Teens are fickle. It’s not unusual that they will sign an affidavit to live with one parent and be told the change will take place by one swipe of the pen – only to find out that if both parents don’t agree, there is likely going to be a long court process before it’s settled. I am not a fan of having a child sign an affidavit since they have one emotion today and a completely different one tomorrow about the same subject. Instead, it is better to be understanding, but set limits. If a child wants to experience the other parent’s home for a change, it won’t do much good to block that, but let your teen know that if they don’t end up liking it at the other house, they can’t just go back and forth at will to manipulate the parenting.
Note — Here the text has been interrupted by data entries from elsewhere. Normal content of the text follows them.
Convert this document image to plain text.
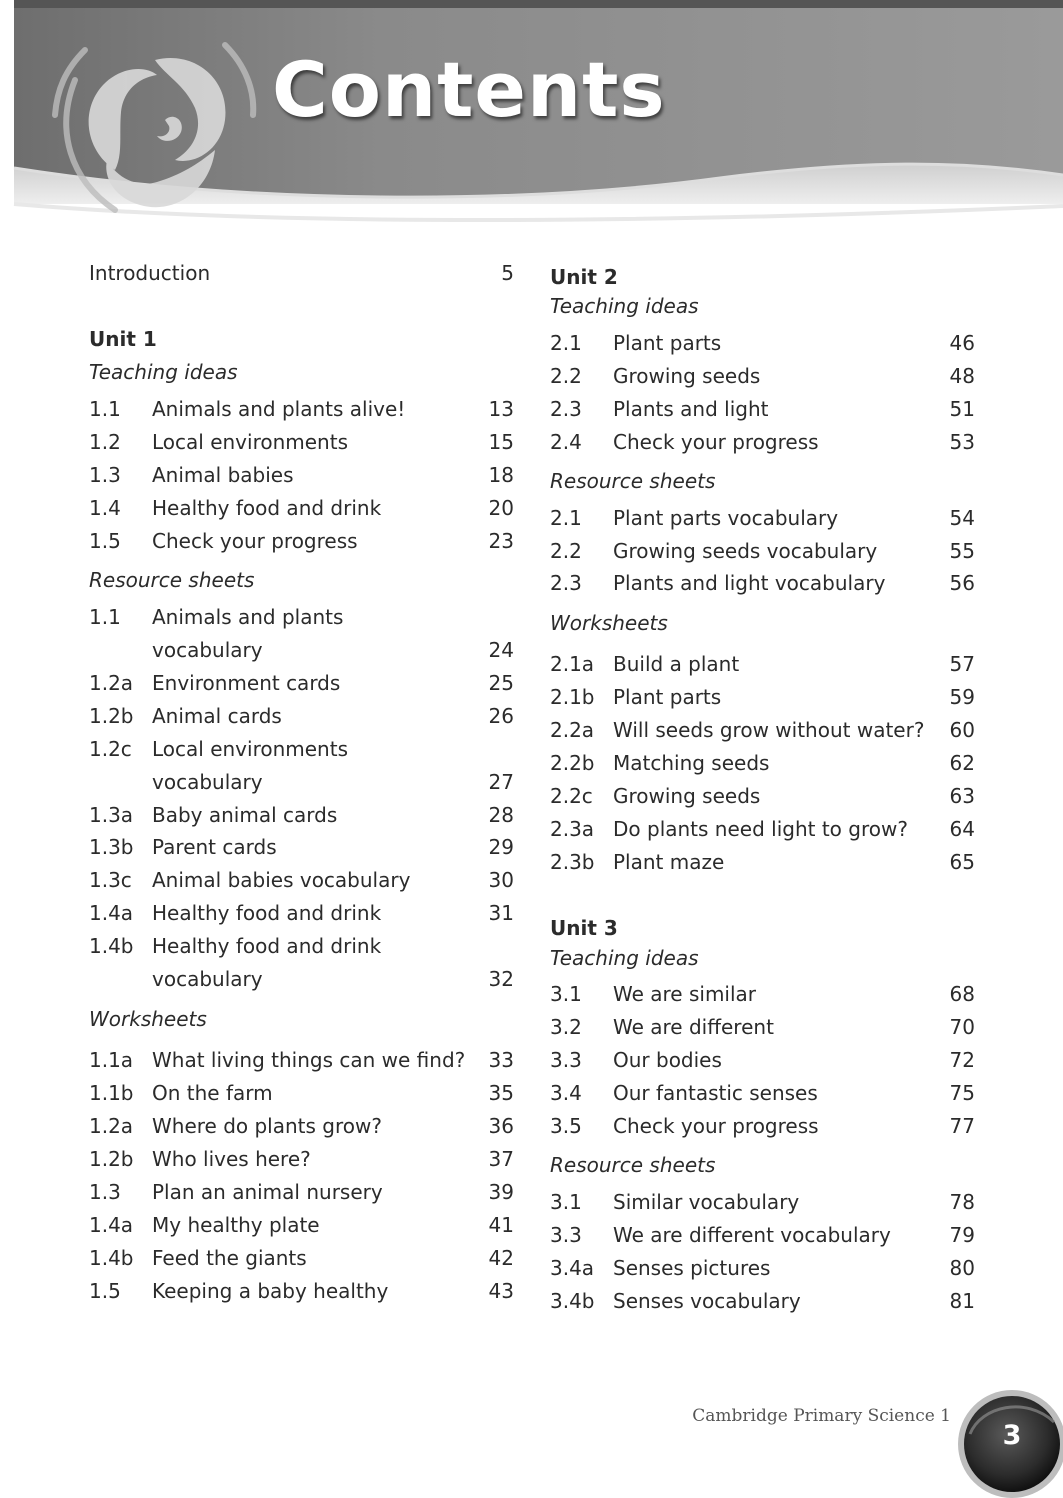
Contents
Introduction	5
Unit 1
Teaching ideas
1.1 Animals and plants alive!	13
1.2 Local environments	15
1.3 Animal babies	18
1.4 Healthy food and drink	20
1.5 Check your progress	23
Resource sheets
1.1 Animals and plants
vocabulary	24
1.2a Environment cards	25
1.2b Animal cards	26
1.2c Local environments
vocabulary	27
1.3a Baby animal cards	28
1.3b Parent cards	29
1.3c Animal babies vocabulary	30
1.4a Healthy food and drink	31
1.4b Healthy food and drink
vocabulary	32
Worksheets
1.1a What living things can we find? 33
1.1b On the farm	35
1.2a Where do plants grow?	36
1.2b Who lives here?	37
1.3 Plan an animal nursery	39
1.4a My healthy plate	41
1.4b Feed the giants	42
1.5 Keeping a baby healthy	43
Unit 2
Teaching ideas
2.1 Plant parts	46
2.2 Growing seeds	48
2.3 Plants and light	51
2.4 Check your progress	53
Resource sheets
2.1 Plant parts vocabulary	54
2.2 Growing seeds vocabulary	55
2.3 Plants and light vocabulary	56
Worksheets
2.1a Build a plant	57
2.1b Plant parts	59
2.2a Will seeds grow without water? 60
2.2b Matching seeds	62
2.2c Growing seeds	63
2.3a Do plants need light to grow? 64
2.3b Plant maze	65
Unit 3
Teaching ideas
3.1 We are similar	68
3.2 We are different	70
3.3 Our bodies	72
3.4 Our fantastic senses	75
3.5 Check your progress	77
Resource sheets
3.1 Similar vocabulary	78
3.3 We are different vocabulary	79
3.4a Senses pictures	80
3.4b Senses vocabulary	81
Cambridge Primary Science 1
3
Co-parents need to negotiate by allowing the teen to have a say, but the parents should give it a trial period (like a whole summer or school year) to allow for the teen to change his mind without being ridiculed for putting the family through conflict.
Teens are not little adults. Their brains do not finish completely until about age 25, and the last portion of the brain to form is the frontal lobe that is responsible for complex decision-making and risk assessment. Don’t think for a minute they know what’s in their best interests all the time. I still think they need a voice, but not an absolute choice. Guidance from both parents is extremely important, regardless of how each parent views their teens or each other. Provide ample opportunities for them to experience both of you as they begin to formulate their adult identities. Then let them go and trust that what you gave them prior to about age ten is really what shaped the internal values they’ll carry into adulthood.